This year we’re focusing on how to help our clients move from Overwhelmed to Outstanding. Today we want to talk with you about a very serious topic: how chronic overwhelm will cause you to burn out.
What is Burnout?
Burnout is a very real set of physical symptoms, cognitive challenges, and emotional reactions that can be quite debilitating—in some cases even lead to depression and suicide. And the tricky part about it is that it can come and go, making it hard to believe you need to pay attention to it, especially when you’re feeling “better” about things.
Trickier yet is that it often manifests as the experience of personal failure versus a response to chronic stressors and depletion. This makes it hard for those of us who pride ourselves on being strong, determined, and passionate to acknowledge that we’re starting to burn out.
Symptoms of Burnout
Generally, burnout has three main components:
1. Lack of Energy
People feel exhausted and drained—exhausted to the point where they find they struggle doing the normal activities of life.

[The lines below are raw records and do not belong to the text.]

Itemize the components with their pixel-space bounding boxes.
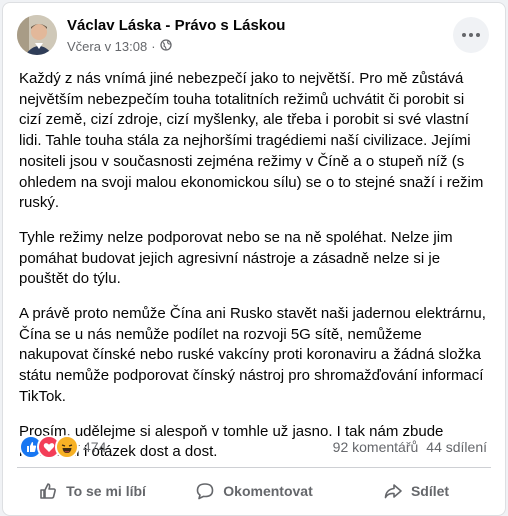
comments-count-link[interactable]: 92 komentářů	[333, 439, 419, 455]
like-button[interactable]: To se mi líbí	[11, 471, 173, 511]
author-name[interactable]: Václav Láska - Právo s Láskou	[67, 17, 285, 34]
more-options-icon	[462, 33, 480, 37]
meta-separator: ·	[151, 39, 156, 54]
post-paragraph: Tyhle režimy nelze podporovat nebo se na…	[19, 228, 453, 288]
thumbs-up-icon	[40, 483, 56, 499]
post-paragraph: A právě proto nemůže Čína ani Rusko stav…	[19, 305, 486, 405]
shares-count-link[interactable]: 44 sdílení	[426, 439, 487, 455]
post-timestamp[interactable]: Včera v 13:08	[67, 39, 147, 54]
reactions-bar: 474 92 komentářů 44 sdílení	[19, 435, 489, 459]
comment-label: Okomentovat	[223, 483, 313, 499]
post-actions: To se mi líbí Okomentovat Sdílet	[11, 471, 497, 511]
post-header: Václav Láska - Právo s Láskou Včera v 13…	[17, 13, 495, 61]
globe-icon	[159, 39, 172, 54]
share-label: Sdílet	[410, 483, 450, 499]
post-meta: Včera v 13:08 ·	[67, 39, 172, 54]
more-options-button[interactable]	[453, 17, 489, 53]
post-stats: 92 komentářů 44 sdílení	[333, 439, 487, 455]
share-button[interactable]: Sdílet	[335, 471, 497, 511]
reaction-icons[interactable]	[19, 435, 79, 459]
reaction-count[interactable]: 474	[83, 439, 106, 455]
post-paragraph: Každý z nás vnímá jiné nebezpečí jako to…	[19, 70, 484, 212]
author-avatar[interactable]	[17, 15, 57, 55]
post-body: Každý z nás vnímá jiné nebezpečí jako to…	[19, 69, 489, 477]
comment-icon	[196, 483, 214, 500]
post-card: Václav Láska - Právo s Láskou Včera v 13…	[2, 2, 506, 516]
like-label: To se mi líbí	[66, 483, 146, 499]
comment-button[interactable]: Okomentovat	[173, 471, 335, 511]
actions-divider	[17, 467, 491, 468]
share-icon	[384, 484, 402, 499]
haha-reaction-icon	[55, 435, 79, 459]
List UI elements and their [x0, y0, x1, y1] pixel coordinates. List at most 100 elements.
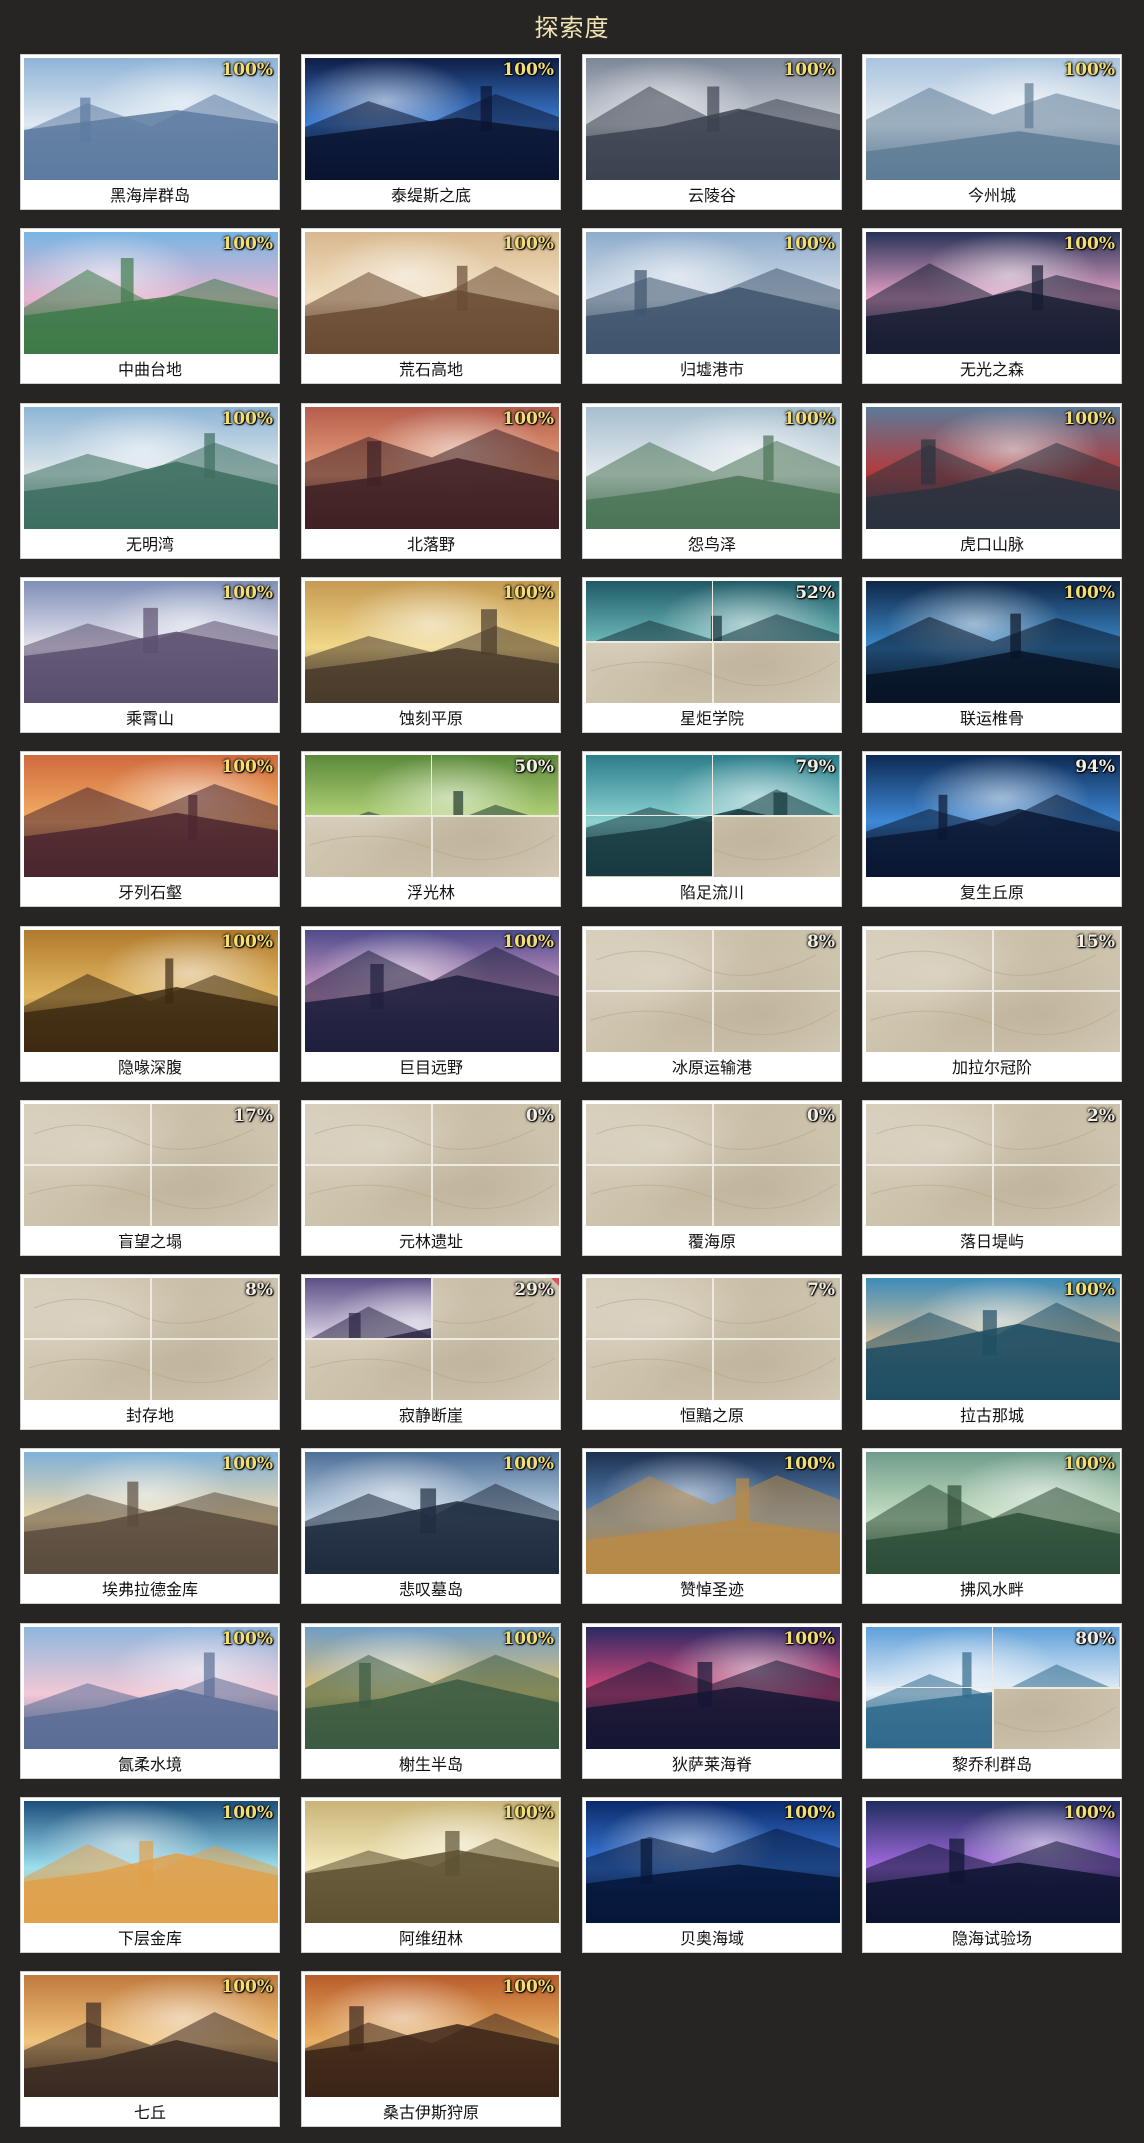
region-card[interactable]: 8% 冰原运输港: [582, 926, 842, 1082]
region-card[interactable]: 50% 浮光林: [301, 751, 561, 907]
region-card[interactable]: 100% 牙列石壑: [20, 751, 280, 907]
region-thumbnail: 100%: [866, 1452, 1120, 1574]
exploration-percent: 100%: [783, 1803, 835, 1823]
region-name: 归墟港市: [679, 360, 744, 379]
region-card[interactable]: 100% 巨目远野: [301, 926, 561, 1082]
region-card[interactable]: 100% 无明湾: [20, 403, 280, 559]
region-thumbnail: 100%: [24, 407, 278, 529]
region-name: 无光之森: [959, 360, 1024, 379]
region-name: 狄萨莱海脊: [671, 1755, 752, 1774]
region-thumbnail: 100%: [586, 1801, 840, 1923]
exploration-percent: 94%: [1075, 757, 1115, 777]
region-thumbnail: 100%: [866, 58, 1120, 180]
region-card[interactable]: 7% 恒黯之原: [582, 1274, 842, 1430]
region-card[interactable]: 100% 北落野: [301, 403, 561, 559]
region-card[interactable]: 100% 贝奥海域: [582, 1797, 842, 1953]
region-card[interactable]: 100% 下层金库: [20, 1797, 280, 1953]
region-card[interactable]: 100% 泰缇斯之底: [301, 54, 561, 210]
region-card[interactable]: 100% 拂风水畔: [862, 1448, 1122, 1604]
revealed-map-section: [586, 755, 712, 815]
region-card[interactable]: 0% 元林遗址: [301, 1100, 561, 1256]
region-card[interactable]: 100% 隐喙深腹: [20, 926, 280, 1082]
region-card[interactable]: 8% 封存地: [20, 1274, 280, 1430]
region-card[interactable]: 15% 加拉尔冠阶: [862, 926, 1122, 1082]
region-name: 浮光林: [406, 883, 455, 902]
region-thumbnail: 100%: [24, 1627, 278, 1749]
region-thumbnail: 100%: [305, 1801, 559, 1923]
region-card[interactable]: 100% 七丘: [20, 1971, 280, 2127]
region-thumbnail: 0%: [305, 1104, 559, 1226]
region-card[interactable]: 100% 归墟港市: [582, 228, 842, 384]
region-card[interactable]: 100% 乘霄山: [20, 577, 280, 733]
revealed-map-section: [866, 1627, 992, 1687]
region-card[interactable]: 100% 榭生半岛: [301, 1623, 561, 1779]
exploration-percent: 100%: [221, 1454, 273, 1474]
region-name: 陷足流川: [679, 883, 744, 902]
region-card[interactable]: 100% 氤柔水境: [20, 1623, 280, 1779]
exploration-percent: 2%: [1087, 1106, 1115, 1126]
revealed-map-section: [866, 1688, 992, 1748]
region-name: 下层金库: [117, 1929, 182, 1948]
region-name: 巨目远野: [398, 1058, 463, 1077]
exploration-percent: 100%: [221, 757, 273, 777]
exploration-percent: 80%: [1075, 1629, 1115, 1649]
region-card[interactable]: 100% 拉古那城: [862, 1274, 1122, 1430]
region-card[interactable]: 100% 蚀刻平原: [301, 577, 561, 733]
exploration-percent: 0%: [526, 1106, 554, 1126]
region-name: 隐喙深腹: [117, 1058, 182, 1077]
region-card[interactable]: 100% 虎口山脉: [862, 403, 1122, 559]
exploration-percent: 100%: [221, 1803, 273, 1823]
region-card[interactable]: 52% 星炬学院: [582, 577, 842, 733]
region-card[interactable]: 100% 今州城: [862, 54, 1122, 210]
region-name: 隐海试验场: [951, 1929, 1032, 1948]
region-name: 恒黯之原: [679, 1406, 744, 1425]
region-card[interactable]: 100% 怨鸟泽: [582, 403, 842, 559]
region-name: 桑古伊斯狩原: [382, 2103, 479, 2122]
exploration-percent: 100%: [221, 1977, 273, 1997]
region-thumbnail: 52%: [586, 581, 840, 703]
exploration-percent: 100%: [502, 932, 554, 952]
region-name: 无明湾: [125, 535, 174, 554]
revealed-map-section: [305, 755, 431, 815]
region-card[interactable]: 80% 黎乔利群岛: [862, 1623, 1122, 1779]
region-thumbnail: 8%: [586, 930, 840, 1052]
region-thumbnail: 8%: [24, 1278, 278, 1400]
region-card[interactable]: 100% 黑海岸群岛: [20, 54, 280, 210]
region-card[interactable]: 100% 赞悼圣迹: [582, 1448, 842, 1604]
exploration-percent: 0%: [807, 1106, 835, 1126]
region-card[interactable]: 100% 桑古伊斯狩原: [301, 1971, 561, 2127]
region-card[interactable]: 100% 阿维纽林: [301, 1797, 561, 1953]
region-name: 榭生半岛: [398, 1755, 463, 1774]
region-name: 云陵谷: [687, 186, 736, 205]
revealed-map-section: [586, 816, 712, 876]
region-thumbnail: 100%: [866, 1278, 1120, 1400]
region-name: 北落野: [406, 535, 455, 554]
region-thumbnail: 100%: [586, 58, 840, 180]
region-name: 虎口山脉: [959, 535, 1024, 554]
region-card[interactable]: 100% 狄萨莱海脊: [582, 1623, 842, 1779]
region-thumbnail: 100%: [24, 232, 278, 354]
region-card[interactable]: 100% 埃弗拉德金库: [20, 1448, 280, 1604]
region-card[interactable]: 100% 悲叹墓岛: [301, 1448, 561, 1604]
region-thumbnail: 100%: [305, 1975, 559, 2097]
region-name: 赞悼圣迹: [679, 1580, 744, 1599]
region-name: 怨鸟泽: [687, 535, 736, 554]
region-card[interactable]: 100% 隐海试验场: [862, 1797, 1122, 1953]
corner-marker-icon: [551, 1278, 559, 1286]
region-thumbnail: 15%: [866, 930, 1120, 1052]
region-card[interactable]: 2% 落日堤屿: [862, 1100, 1122, 1256]
region-card[interactable]: 0% 覆海原: [582, 1100, 842, 1256]
region-card[interactable]: 79% 陷足流川: [582, 751, 842, 907]
region-card[interactable]: 100% 无光之森: [862, 228, 1122, 384]
region-name: 落日堤屿: [959, 1232, 1024, 1251]
region-card[interactable]: 94% 复生丘原: [862, 751, 1122, 907]
region-card[interactable]: 100% 荒石高地: [301, 228, 561, 384]
region-card[interactable]: 29% 寂静断崖: [301, 1274, 561, 1430]
exploration-percent: 100%: [221, 234, 273, 254]
region-card[interactable]: 100% 联运椎骨: [862, 577, 1122, 733]
exploration-percent: 100%: [221, 932, 273, 952]
region-card[interactable]: 17% 盲望之塌: [20, 1100, 280, 1256]
exploration-percent: 100%: [783, 1629, 835, 1649]
region-card[interactable]: 100% 云陵谷: [582, 54, 842, 210]
region-card[interactable]: 100% 中曲台地: [20, 228, 280, 384]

2. Cynicism/Objectifying Self and Others
People find that they start treating themselves and others more as objects or tasks on a to-do list rather than people and connections.
3. Sense of Failure
People start to believe that they’re ineffective, haven’t and can’t accomplish what matters to them, and that things will never get better.
Being Burned Out
Any one of these things can be challenging, but the three together can leave people feeling trapped in circumstances that they can believe are insurmountable.
If left unmanaged, burnout can lead to depression, anxiety, substance abuse, addiction, and in the most extreme cases, suicide.
When you’re stressed, exhausted, and numb, it makes sense that you may feel like a failure… not because you are, but because your body, mind, and spirit have hit a wall with the stressors in your life.
Preventing burnout, catching it early, or treating it when it’s full blown is really important.
Please, please, please, if you are worried about yourself as you read this, reach out to someone for support, call a therapist, or talk to a coach. If you feel suicidal, get to an emergency room, call a suicide hotline, or ask someone to stay with you until you can get support.
It’s important that you don’t ignore your pain.